Psychology Today reports that it is possible to "boost empathetic understanding" thanks to signals in the brain that can mirror compassion when you share emotional experiences. A tantrum in Target is the perfect opportunity for a shared emotional experience.
4. Be An Effective Listener
The gentle parenting technique of effective listening can be used by parents who are trying to navigate negative emotions. Letdowns are a natural course of action throughout life, and kids will need to learn to cope with them as they grow.
Dr.

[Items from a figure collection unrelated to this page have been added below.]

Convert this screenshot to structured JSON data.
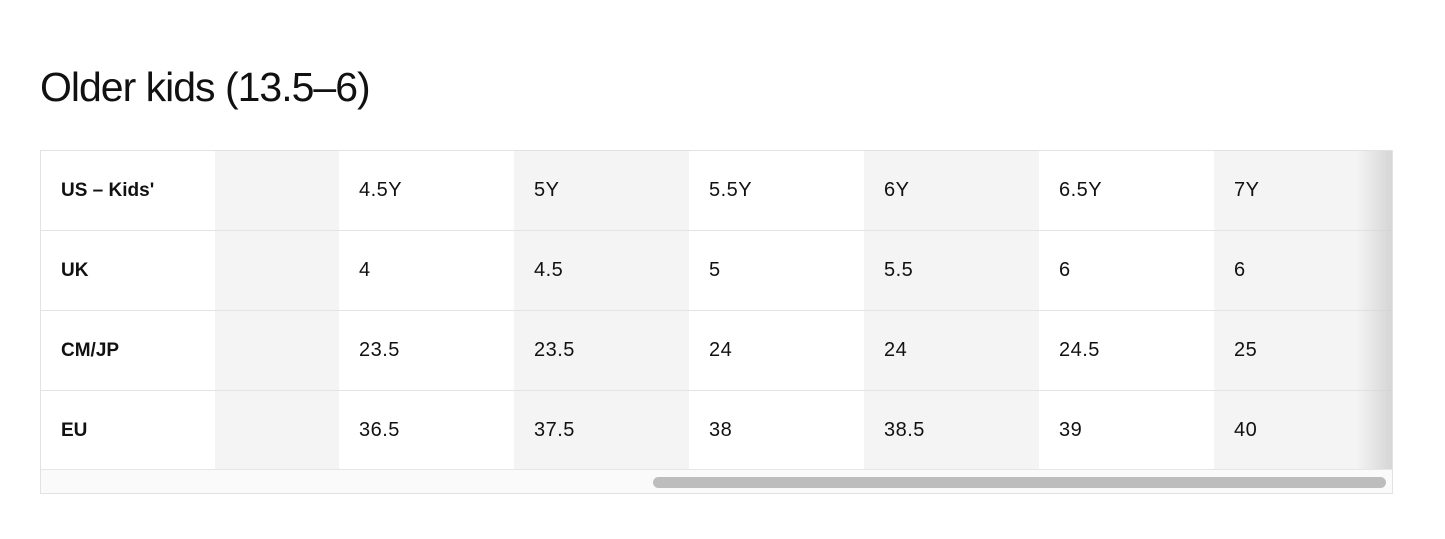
{
  "title": "Older kids (13.5–6)",
  "rows": [
    {
      "label": "US – Kids'",
      "values": [
        "4.5Y",
        "5Y",
        "5.5Y",
        "6Y",
        "6.5Y",
        "7Y"
      ]
    },
    {
      "label": "UK",
      "values": [
        "4",
        "4.5",
        "5",
        "5.5",
        "6",
        "6"
      ]
    },
    {
      "label": "CM/JP",
      "values": [
        "23.5",
        "23.5",
        "24",
        "24",
        "24.5",
        "25"
      ]
    },
    {
      "label": "EU",
      "values": [
        "36.5",
        "37.5",
        "38",
        "38.5",
        "39",
        "40"
      ]
    }
  ],
  "scroll_position_percent": 52
}
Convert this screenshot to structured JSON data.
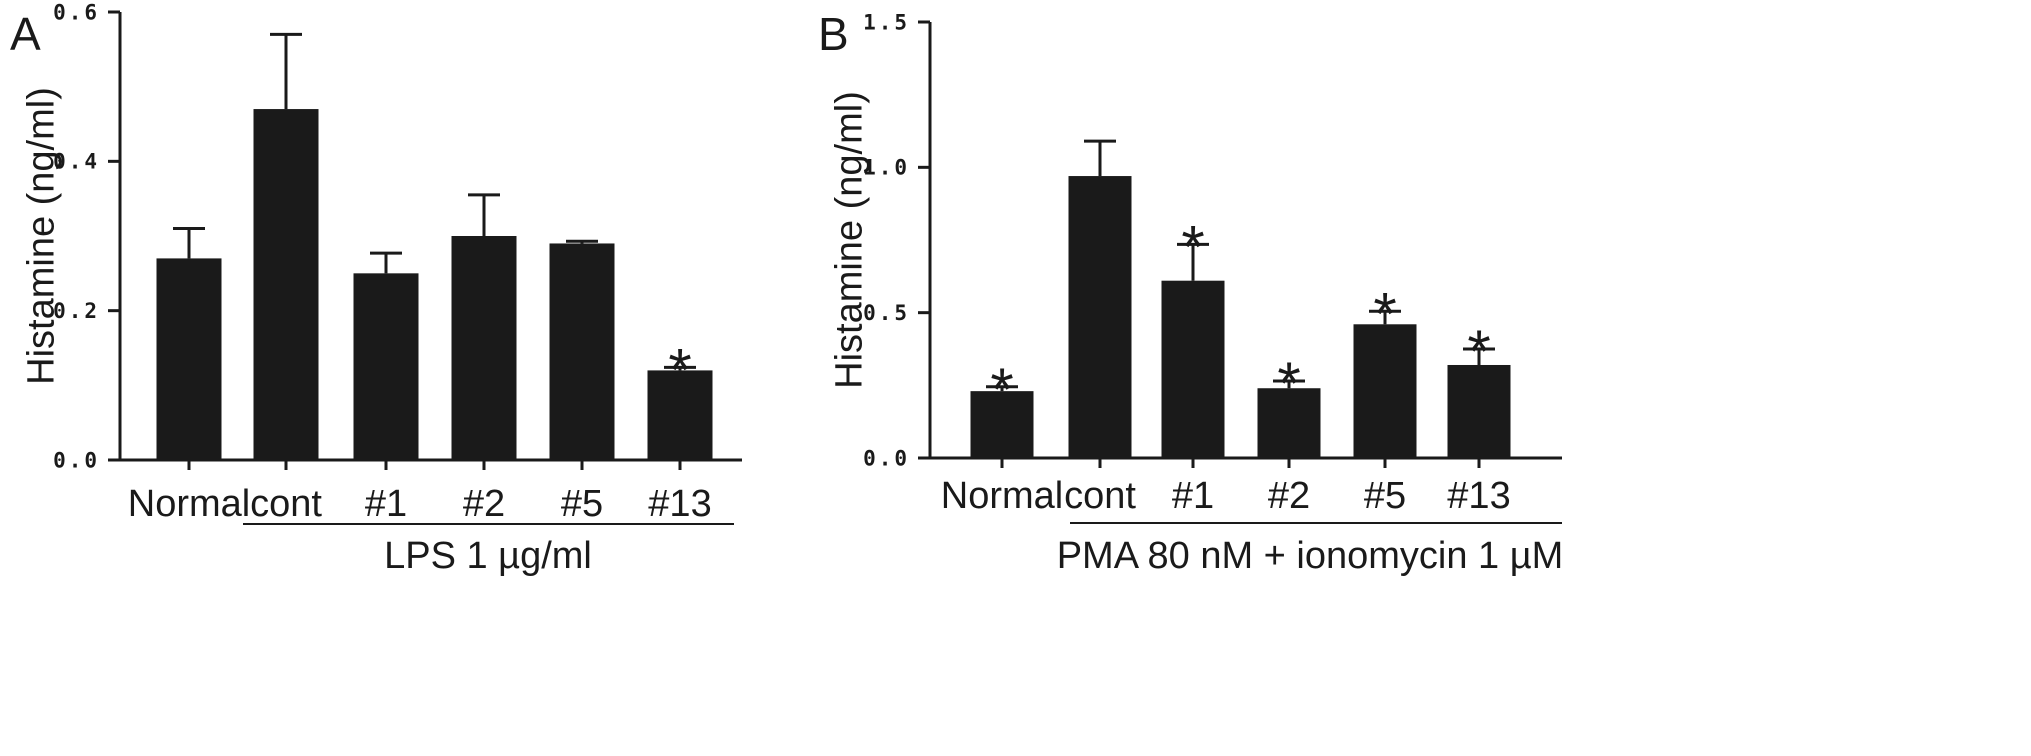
{
  "chart_data": [
    {
      "type": "bar",
      "panel": "A",
      "ylabel": "Histamine (ng/ml)",
      "ylim": [
        0.0,
        0.6
      ],
      "yticks": [
        "0.0",
        "0.2",
        "0.4",
        "0.6"
      ],
      "ytick_values": [
        0.0,
        0.2,
        0.4,
        0.6
      ],
      "categories": [
        "Normal",
        "cont",
        "#1",
        "#2",
        "#5",
        "#13"
      ],
      "values": [
        0.27,
        0.47,
        0.25,
        0.3,
        0.29,
        0.12
      ],
      "errors": [
        0.04,
        0.1,
        0.027,
        0.055,
        0.003,
        0.004
      ],
      "significant": [
        false,
        false,
        false,
        false,
        false,
        true
      ],
      "significance_marker": "*",
      "group_label": "LPS 1 µg/ml",
      "group_span": [
        1,
        5
      ],
      "bar_color": "#1a1a1a"
    },
    {
      "type": "bar",
      "panel": "B",
      "ylabel": "Histamine (ng/ml)",
      "ylim": [
        0.0,
        1.5
      ],
      "yticks": [
        "0.0",
        "0.5",
        "1.0",
        "1.5"
      ],
      "ytick_values": [
        0.0,
        0.5,
        1.0,
        1.5
      ],
      "categories": [
        "Normal",
        "cont",
        "#1",
        "#2",
        "#5",
        "#13"
      ],
      "values": [
        0.23,
        0.97,
        0.61,
        0.24,
        0.46,
        0.32
      ],
      "errors": [
        0.015,
        0.12,
        0.125,
        0.025,
        0.045,
        0.055
      ],
      "significant": [
        true,
        false,
        true,
        true,
        true,
        true
      ],
      "significance_marker": "*",
      "group_label": "PMA  80 nM + ionomycin 1 µM",
      "group_span": [
        1,
        5
      ],
      "bar_color": "#1a1a1a"
    }
  ]
}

Sarah Hornack, pediatric psychologist at Children's National, explains that when parents become effective listeners, children greatly benefit. "There are some simple strategies for being effective listeners when children bring up negative events or feelings, such as using open questions to explore and understand the child’s perspective," she tells Romper. "Reflecting the child’s effect (e.g., 'I understand you are feeling ___ because___.') and labeling emotions can help children feel heard, but also give them the opportunity to practice appropriate emotional expression. If these difficult emotions and situations are raised to parents, they can suggest positive coping behaviors for their children to try."
5. Show Respect
"Every person — including children — need love, respect and understanding as they traverse this thing we call life," Healy tells Romper. "Boys and girls may be new to the world but that likely means they need more understanding and coaching from us — not less. Remember we want to coach and not control our children. This is where the gentle parenting comes in."
When you engage in the gentle parenting practice of respecting your children, that doesn't mean giving in to their every whim. It just means knowing that you can coach rather than control and respect the fact that they are still learning and growing every day when they make a misstep. Showing respect for them may also help model giving you respect in return, which is the ultimate win-win.
6. Be Selective With Your "No"
In the world of gentle parenting, knowing what to say and when to say it is one of the more important lessons to learn from. This is not the easiest thing in the world to do, but not always meeting your kids' requests with a hard no is one gentle parenting technique that helps foster empathy and understanding.
"You want your child to know he or she is unconditionally loved at all times, but sometimes the answer is no. You cannot have the cookie at 9 p.m., but maybe we can put it in a container and put your name on it for tomorrow," Healy says. "This isn't easy, but there is a way to raise children without power struggle and guiding them toward their emotionally healthiest and ultimately, happiest lives."